The cause is that these Savages have no formal religion, no magistrature or regulations, no arts either liberal or mechanical, no commerce and no civil life...
(Father Biard to Father Balthazar, Prov., January 31 1612, in Campeau, (doc. 78 1-5) 1967 : 230)

Content
Already current in the 16th century, the negative mode of description did not fail to impress the chroniclers of the following century, who remained profoundly Europocentric (cf. Hodgen, 1971 : 196-201) : Indians were perceived primarily in terms of what they did not have in relation to Europeans.
In 1548, the young Étienne de La Boétie, in the Discours de la Servitude Volontaire, speaks of these "new people" who "live without faith, without king, without law," where man is "without law, without emperor, and each man is his own master" (in Clastres, 1976 : 245). In 1580, in his famous Essay Des Cannibales, Montaigne goes even further, demonstrating in a long series of negations that "Savages" share with Europeans, even a contrario, the "identity of the human spirit," to borrow an expression from Gilbert Chinard (1911 : 209) 5.
But Montaigne had a predecessor in the person of Chauveton who, in his Preface to Benzoni's La Historia and in the "Discours" strewn throughout the translation, writes ironically about the Indians' supposed deficiency 6 : "What, they go about naked and are not ashamed ? To do so is worthy more of simplicity and innocence than of malediction ... They sacrifice men. So, formerly, did the French and Germans, who offered up human victims to their false gods ... and we would do the same ourselves if God had not delivered us from the Tyranny of the Devil" (1579 : iij). And Chauveton again asks himself. "Because what are we of ourselves, if not what they are ? Poor, blind, naked, idolatrous, devoid of all good and all vice" (iij) ? In his "Discours sur le XXVI chapitre", he does not hesitate to criticize the attitude of contemporary Christians who, in contrast to the Indians, had received the Revelation and therefore could not - like them - find any excuses for "adoring the Devil in visible form" (305).

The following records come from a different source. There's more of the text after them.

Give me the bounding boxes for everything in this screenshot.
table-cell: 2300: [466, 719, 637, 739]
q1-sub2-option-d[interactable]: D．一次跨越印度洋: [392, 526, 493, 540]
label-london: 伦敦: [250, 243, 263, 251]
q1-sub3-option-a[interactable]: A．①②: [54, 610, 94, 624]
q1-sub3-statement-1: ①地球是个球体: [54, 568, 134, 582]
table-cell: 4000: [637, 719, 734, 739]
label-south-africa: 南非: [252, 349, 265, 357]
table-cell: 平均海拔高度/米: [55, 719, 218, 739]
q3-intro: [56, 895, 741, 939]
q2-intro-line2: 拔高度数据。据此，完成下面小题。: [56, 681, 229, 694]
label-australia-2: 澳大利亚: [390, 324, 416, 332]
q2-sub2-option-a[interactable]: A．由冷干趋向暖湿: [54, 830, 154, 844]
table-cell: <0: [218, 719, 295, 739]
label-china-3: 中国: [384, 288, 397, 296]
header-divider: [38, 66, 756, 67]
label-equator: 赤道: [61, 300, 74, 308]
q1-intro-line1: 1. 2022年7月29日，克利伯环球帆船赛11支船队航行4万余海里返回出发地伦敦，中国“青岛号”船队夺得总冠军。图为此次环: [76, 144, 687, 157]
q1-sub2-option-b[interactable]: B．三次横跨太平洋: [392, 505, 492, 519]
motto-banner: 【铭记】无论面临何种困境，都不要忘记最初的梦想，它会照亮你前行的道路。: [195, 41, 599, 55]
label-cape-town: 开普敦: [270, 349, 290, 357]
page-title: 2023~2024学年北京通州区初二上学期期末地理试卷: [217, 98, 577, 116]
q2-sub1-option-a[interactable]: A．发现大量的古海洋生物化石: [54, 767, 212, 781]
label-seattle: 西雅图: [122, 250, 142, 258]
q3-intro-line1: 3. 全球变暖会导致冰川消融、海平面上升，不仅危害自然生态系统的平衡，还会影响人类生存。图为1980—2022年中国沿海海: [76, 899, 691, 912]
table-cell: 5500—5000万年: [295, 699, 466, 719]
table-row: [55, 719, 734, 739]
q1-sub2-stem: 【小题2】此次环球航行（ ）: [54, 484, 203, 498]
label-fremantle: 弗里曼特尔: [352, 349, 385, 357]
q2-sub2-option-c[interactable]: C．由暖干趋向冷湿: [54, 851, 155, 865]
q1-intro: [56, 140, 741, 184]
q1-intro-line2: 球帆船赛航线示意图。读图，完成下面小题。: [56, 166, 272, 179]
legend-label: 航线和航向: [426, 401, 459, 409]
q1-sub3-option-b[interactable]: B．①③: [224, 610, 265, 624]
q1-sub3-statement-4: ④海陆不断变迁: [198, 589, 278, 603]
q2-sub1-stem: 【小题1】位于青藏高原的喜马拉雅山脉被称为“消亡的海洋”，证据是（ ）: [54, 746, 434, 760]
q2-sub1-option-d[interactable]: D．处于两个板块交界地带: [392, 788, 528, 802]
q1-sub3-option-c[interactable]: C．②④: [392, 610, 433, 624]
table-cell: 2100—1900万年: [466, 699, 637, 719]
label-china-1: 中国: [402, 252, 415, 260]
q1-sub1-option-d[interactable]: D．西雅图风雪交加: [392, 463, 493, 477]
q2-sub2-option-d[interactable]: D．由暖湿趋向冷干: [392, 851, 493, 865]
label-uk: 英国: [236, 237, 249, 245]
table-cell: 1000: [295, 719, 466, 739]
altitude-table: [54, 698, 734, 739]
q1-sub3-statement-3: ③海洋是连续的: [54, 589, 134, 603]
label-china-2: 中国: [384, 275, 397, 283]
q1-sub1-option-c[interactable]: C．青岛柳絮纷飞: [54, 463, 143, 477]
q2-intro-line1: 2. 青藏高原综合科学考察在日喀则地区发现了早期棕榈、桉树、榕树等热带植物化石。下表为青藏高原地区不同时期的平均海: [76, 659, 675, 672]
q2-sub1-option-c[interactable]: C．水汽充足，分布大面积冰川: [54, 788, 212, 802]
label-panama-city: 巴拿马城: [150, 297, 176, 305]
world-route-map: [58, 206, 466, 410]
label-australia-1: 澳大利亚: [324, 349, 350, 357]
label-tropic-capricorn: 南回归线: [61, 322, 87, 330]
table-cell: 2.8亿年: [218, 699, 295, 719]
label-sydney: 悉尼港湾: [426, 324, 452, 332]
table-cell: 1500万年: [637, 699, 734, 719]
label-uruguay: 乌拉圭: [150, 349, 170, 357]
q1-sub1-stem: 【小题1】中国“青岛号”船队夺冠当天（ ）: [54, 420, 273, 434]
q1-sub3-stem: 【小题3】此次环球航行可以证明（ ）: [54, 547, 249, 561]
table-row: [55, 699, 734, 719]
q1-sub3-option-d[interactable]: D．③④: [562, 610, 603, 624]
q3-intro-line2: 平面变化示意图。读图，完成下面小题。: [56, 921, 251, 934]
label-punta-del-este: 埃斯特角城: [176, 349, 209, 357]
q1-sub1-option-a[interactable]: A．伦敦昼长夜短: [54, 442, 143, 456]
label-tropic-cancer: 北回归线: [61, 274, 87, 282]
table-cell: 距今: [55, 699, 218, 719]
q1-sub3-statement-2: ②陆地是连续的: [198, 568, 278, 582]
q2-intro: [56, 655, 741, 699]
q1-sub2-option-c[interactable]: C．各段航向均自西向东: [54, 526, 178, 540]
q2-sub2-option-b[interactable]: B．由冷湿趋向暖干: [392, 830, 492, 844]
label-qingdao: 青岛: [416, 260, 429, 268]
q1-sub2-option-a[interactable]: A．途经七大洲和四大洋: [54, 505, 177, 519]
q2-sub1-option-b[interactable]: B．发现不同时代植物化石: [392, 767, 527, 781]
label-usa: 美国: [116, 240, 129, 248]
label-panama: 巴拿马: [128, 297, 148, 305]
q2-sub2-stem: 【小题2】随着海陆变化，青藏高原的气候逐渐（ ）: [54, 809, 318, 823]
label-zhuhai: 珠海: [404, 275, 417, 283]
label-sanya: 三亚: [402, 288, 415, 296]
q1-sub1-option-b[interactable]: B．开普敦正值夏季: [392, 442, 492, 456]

He hastens to denounce "what manner of individuals one must endure today in Christendom. Such as Poisoners, Massacrers, Blasphemers, Apostates, Atheists, Naturalists, Libertines, Lucianists, Simoniacs, Pantagruelists, Necromancers, Enchanters, Sodomites, Epicurians, Sardanapalists, careless Children, Swine who fatten themselves at the expense of the Church. Because which God is this, I beg to ask you, that all those good people adore, if not the one Saint Paul calls God of the World ?" (306). Addressed exclusively to Europeans, this long citation has a familiar ring : in fact, except for the charges concerning "Atheists and Swine", we find exactly the same accusations or the same sentiments applied to the Indians in the 17th century Relations. This is a strange inversion and unconscious projection, purporting to describe accursed humanity. Further on we will see how the Indians escaped suspicion of being atheists : in fact, the contrary would be difficult, since they were supposed to be without a God and without a religion. However, when the missionaries questioned them to know if they had a false religion, they could still escape any accusation of atheism.